To understand why FreeBSD uses the elf(5) format, you
must first know a little about the three currently “dominant” executable
formats for UNIX®:
-
a.out(5)
The oldest and “classic” UNIX object
format. It uses a short and compact header with a magic number at the beginning that is
often used to characterize the format (see a.out(5) for more
details). It contains three loaded segments: .text, .data, and .bss plus a symbol table
and a string table.
-
COFF
The SVR3 object format. The header now comprises a section table, so you can have more
than just .text, .data, and .bss sections.
-
elf(5)
The successor to COFF, featuring multiple sections
and 32-bit or 64-bit possible values. One major drawback: ELF was also designed with the assumption that there would be
only one ABI per system architecture. That assumption is actually quite incorrect, and
not even in the commercial SYSV world (which has at least three ABIs: SVR4, Solaris, SCO)
does it hold true.
FreeBSD tries to work around this problem somewhat by providing a utility for branding a known ELF executable with information about the ABI it is compliant
with. See the manual page for brandelf(1) for more
information.
FreeBSD comes from the “classic” camp and used the a.out(5) format, a
technology tried and proven through many generations of BSD releases, until the beginning
of the 3.X branch. Though it was possible to build and run native ELF binaries (and kernels) on a FreeBSD system for some time
before that, FreeBSD initially resisted the “push” to switch to ELF as the default format. Why? Well, when the Linux camp made
their painful transition to ELF, it was not so much to
flee the a.out executable format as it was their inflexible
jump-table based shared library mechanism, which made the construction of shared
libraries very difficult for vendors and developers alike. Since the ELF tools available offered a solution to the shared library
problem and were generally seen as “the way forward” anyway, the migration
cost was accepted as necessary and the transition made. FreeBSD's shared library
mechanism is based more closely on Sun's SunOS™
style shared library mechanism and, as such, is very easy to use.
So, why are there so many different formats?
Back in the dim, dark past, there was simple hardware. This simple hardware supported
a simple, small system. a.out was completely adequate for the
job of representing binaries on this simple system (a PDP-11). As people ported UNIX from this simple system, they retained the a.out format because it was sufficient for the early ports of UNIX to architectures like the Motorola 68k, VAXen, etc.
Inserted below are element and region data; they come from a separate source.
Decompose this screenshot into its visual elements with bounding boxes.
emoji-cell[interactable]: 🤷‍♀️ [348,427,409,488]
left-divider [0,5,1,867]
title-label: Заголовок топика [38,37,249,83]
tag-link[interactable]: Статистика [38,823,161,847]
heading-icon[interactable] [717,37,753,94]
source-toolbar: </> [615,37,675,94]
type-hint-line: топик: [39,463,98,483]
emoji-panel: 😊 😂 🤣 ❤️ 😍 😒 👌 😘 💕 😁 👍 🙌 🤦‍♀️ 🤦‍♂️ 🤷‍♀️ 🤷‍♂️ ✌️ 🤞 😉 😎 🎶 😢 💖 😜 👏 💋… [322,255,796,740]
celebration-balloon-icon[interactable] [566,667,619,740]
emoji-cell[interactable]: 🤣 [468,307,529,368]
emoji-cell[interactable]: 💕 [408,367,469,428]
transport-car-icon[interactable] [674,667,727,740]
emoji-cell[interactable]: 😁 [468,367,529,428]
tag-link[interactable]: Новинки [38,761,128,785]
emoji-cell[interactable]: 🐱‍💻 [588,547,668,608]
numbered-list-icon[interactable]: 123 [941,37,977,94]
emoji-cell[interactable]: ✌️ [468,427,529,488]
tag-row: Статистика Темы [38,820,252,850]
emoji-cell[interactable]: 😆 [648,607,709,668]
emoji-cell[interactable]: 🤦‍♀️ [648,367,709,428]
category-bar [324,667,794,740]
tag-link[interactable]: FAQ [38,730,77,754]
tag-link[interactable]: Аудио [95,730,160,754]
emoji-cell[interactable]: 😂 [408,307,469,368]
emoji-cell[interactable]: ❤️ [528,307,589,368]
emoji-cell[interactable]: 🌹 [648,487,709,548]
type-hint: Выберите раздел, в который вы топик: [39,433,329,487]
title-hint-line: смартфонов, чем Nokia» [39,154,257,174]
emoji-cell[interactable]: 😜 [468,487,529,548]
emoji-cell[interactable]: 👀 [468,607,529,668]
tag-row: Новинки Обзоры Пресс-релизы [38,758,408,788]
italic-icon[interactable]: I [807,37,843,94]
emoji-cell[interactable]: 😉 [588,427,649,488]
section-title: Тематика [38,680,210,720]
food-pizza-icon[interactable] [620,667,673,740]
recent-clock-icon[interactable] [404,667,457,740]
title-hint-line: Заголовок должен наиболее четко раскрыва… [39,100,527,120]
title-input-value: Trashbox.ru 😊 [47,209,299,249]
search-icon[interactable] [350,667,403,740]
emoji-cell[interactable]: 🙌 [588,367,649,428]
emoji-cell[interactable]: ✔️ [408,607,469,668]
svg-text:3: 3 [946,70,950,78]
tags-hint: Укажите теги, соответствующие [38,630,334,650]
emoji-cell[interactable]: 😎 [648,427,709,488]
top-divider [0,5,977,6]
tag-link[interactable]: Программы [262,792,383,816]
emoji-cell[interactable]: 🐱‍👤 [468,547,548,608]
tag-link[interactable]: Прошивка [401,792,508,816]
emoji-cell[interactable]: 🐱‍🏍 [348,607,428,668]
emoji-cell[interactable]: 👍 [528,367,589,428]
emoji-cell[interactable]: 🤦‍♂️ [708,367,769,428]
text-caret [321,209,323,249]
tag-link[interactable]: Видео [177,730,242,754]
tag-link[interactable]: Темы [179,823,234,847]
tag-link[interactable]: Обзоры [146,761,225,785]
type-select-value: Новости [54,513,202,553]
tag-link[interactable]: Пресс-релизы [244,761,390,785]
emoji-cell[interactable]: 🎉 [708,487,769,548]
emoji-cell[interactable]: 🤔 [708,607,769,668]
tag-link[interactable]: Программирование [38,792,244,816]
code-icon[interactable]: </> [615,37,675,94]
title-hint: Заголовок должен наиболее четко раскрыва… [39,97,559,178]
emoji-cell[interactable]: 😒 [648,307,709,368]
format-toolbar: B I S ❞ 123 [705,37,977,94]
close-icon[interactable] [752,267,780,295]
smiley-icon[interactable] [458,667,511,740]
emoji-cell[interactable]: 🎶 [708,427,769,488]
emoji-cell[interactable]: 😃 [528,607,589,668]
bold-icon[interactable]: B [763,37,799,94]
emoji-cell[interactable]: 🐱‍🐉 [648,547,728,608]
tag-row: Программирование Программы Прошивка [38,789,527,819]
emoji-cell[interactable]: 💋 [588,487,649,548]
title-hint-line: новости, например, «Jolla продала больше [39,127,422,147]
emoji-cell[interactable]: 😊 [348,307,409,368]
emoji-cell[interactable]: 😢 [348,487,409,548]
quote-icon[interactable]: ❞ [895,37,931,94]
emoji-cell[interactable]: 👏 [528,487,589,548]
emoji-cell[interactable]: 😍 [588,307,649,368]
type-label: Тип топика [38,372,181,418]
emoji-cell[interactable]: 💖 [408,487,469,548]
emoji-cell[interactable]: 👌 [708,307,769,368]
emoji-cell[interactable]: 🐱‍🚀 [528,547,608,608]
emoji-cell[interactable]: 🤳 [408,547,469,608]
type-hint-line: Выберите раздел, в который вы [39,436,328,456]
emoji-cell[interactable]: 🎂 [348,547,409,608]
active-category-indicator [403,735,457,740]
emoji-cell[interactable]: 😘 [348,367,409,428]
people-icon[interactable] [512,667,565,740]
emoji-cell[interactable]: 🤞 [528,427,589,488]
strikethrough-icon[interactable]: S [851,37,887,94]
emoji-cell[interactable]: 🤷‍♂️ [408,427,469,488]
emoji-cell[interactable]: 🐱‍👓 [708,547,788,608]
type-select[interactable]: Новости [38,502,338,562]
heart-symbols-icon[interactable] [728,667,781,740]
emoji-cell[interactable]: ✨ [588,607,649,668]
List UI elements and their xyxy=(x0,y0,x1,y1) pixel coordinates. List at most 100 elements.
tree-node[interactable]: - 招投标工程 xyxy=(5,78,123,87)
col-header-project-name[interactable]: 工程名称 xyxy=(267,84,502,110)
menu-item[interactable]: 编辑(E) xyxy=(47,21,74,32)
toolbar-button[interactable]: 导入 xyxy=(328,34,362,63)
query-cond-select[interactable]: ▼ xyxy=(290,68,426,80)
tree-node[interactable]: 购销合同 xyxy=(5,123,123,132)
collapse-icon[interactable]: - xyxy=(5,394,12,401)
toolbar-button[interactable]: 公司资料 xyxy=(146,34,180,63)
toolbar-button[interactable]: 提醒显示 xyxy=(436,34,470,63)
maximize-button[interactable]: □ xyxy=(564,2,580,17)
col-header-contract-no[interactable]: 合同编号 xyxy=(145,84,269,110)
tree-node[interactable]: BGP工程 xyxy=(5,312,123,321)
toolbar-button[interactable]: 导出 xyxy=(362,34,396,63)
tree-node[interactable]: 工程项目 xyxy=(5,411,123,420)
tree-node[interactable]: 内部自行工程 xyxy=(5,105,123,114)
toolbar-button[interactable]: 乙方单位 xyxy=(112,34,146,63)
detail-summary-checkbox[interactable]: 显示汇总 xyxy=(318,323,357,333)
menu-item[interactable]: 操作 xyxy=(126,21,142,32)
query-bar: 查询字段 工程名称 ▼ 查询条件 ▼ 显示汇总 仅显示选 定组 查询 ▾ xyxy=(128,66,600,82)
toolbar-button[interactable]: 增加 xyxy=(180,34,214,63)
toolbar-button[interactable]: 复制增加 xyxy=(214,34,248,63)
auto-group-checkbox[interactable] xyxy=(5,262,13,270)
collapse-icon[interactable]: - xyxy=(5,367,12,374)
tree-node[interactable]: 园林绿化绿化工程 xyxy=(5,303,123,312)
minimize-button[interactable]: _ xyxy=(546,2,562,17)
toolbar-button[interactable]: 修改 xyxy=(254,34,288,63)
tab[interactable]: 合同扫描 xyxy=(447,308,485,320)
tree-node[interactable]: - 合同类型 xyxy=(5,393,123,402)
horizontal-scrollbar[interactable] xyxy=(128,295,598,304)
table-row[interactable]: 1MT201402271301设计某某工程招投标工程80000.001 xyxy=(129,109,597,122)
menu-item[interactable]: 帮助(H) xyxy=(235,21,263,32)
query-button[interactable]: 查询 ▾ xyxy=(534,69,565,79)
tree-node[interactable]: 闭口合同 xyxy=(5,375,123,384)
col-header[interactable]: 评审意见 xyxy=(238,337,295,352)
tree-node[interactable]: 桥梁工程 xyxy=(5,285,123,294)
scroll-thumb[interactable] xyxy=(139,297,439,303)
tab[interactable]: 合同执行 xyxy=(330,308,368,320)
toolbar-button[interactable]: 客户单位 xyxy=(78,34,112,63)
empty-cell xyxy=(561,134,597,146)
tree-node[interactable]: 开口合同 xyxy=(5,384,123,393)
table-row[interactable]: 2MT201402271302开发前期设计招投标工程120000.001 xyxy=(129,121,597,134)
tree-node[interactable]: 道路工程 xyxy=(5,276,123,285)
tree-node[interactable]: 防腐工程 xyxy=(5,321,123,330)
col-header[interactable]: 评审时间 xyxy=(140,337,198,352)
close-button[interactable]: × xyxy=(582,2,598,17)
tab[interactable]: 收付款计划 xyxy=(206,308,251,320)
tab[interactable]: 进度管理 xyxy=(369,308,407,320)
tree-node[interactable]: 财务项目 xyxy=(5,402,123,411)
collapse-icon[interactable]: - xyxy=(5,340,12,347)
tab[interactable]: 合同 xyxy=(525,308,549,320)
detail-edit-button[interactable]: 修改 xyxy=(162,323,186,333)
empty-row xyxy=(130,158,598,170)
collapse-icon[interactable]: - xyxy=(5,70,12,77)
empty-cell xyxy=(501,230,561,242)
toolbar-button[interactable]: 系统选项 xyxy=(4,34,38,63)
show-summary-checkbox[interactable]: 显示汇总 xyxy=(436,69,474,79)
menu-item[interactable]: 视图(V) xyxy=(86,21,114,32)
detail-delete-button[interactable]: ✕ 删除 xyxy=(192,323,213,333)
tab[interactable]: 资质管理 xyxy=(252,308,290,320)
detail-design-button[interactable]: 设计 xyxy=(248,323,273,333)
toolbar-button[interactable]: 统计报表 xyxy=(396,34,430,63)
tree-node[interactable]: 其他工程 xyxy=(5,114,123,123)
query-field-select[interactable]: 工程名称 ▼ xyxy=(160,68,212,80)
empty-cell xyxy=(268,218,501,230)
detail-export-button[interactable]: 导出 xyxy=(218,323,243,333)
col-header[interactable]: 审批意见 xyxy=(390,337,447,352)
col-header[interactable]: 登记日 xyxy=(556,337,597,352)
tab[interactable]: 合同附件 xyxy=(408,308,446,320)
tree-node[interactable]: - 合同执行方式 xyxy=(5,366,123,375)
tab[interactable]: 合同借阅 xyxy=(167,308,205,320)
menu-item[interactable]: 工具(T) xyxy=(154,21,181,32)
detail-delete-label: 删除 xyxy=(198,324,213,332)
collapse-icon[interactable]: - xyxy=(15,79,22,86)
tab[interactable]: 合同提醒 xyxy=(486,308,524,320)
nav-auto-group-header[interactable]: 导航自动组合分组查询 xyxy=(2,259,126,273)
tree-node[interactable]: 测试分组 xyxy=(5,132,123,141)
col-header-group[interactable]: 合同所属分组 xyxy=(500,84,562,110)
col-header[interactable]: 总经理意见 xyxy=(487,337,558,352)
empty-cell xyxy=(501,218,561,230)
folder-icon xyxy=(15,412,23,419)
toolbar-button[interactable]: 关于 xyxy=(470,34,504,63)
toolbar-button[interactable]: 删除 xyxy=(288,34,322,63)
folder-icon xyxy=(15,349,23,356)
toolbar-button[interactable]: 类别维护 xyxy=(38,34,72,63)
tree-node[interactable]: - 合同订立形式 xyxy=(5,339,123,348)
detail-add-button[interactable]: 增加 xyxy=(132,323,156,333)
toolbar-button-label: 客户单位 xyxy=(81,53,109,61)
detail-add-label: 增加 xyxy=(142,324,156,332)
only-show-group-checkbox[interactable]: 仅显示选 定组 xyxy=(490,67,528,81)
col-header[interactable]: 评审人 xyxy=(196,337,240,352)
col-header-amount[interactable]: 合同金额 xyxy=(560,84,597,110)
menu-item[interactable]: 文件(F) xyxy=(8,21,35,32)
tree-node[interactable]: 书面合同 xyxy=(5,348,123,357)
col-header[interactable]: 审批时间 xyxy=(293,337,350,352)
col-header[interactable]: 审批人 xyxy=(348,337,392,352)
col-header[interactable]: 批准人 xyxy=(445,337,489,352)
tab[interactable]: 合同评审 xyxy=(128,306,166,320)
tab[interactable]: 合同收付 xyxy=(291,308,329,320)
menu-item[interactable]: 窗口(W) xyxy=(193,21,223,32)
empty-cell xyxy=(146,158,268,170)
Then some bright hardware engineer decided that if he could force software to do some
sleazy tricks, then he would be able to shave a few gates off the design and allow his
CPU core to run faster. While it was made to work with this new kind of hardware (known
these days as RISC), a.out
was ill-suited for this hardware, so many formats were developed to get to a better
performance from this hardware than the limited, simple a.out
format could offer. Things like COFF, ECOFF, and a few obscure others were invented and their
limitations explored before things seemed to settle on ELF.
In addition, program sizes were getting huge and disks (and physical memory) were
still relatively small so the concept of a shared library was born. The VM system also
became more sophisticated. While each one of these advancements was done using the a.out format, its usefulness was stretched more and more with each
new feature. In addition, people wanted to dynamically load things at run time, or to
junk parts of their program after the init code had run to save in core memory and swap
space. Languages became more sophisticated and people wanted code called before main
automatically. Lots of hacks were done to the a.out format to
allow all of these things to happen, and they basically worked for a time. In time, a.out was not up to handling all these problems without an ever
increasing overhead in code and complexity. While ELF
solved many of these problems, it would be painful to switch from the system that
basically worked. So ELF had to wait until it was more
painful to remain with a.out than it was to migrate to ELF.
However, as time passed, the build tools that FreeBSD derived their build tools from
(the assembler and loader especially) evolved in two parallel trees. The FreeBSD tree
added shared libraries and fixed some bugs. The GNU folks that originally wrote these
programs rewrote them and added simpler support for building cross compilers, plugging in
different formats at will, and so on. Since many people wanted to build cross compilers
targeting FreeBSD, they were out of luck since the older sources that FreeBSD had for as and ld were not up to the task. The
new GNU tools chain (binutils) does support cross compiling,
ELF, shared libraries, C++ extensions, etc. In
addition, many vendors are releasing ELF binaries, and
it is a good thing for FreeBSD to run them.
ELF is more expressive than a.out and allows more extensibility in the base system. The
ELF tools are better maintained, and offer cross
compilation support, which is important to many people. ELF may be a little slower than a.out, but trying to measure it can be difficult. There are also
numerous details that are different between the two in how they map pages, handle init
code, etc. None of these are very important, but they are differences. In time support
for a.out will be moved out of the GENERIC kernel, and eventually removed from the kernel once the
need to run legacy a.out programs is past.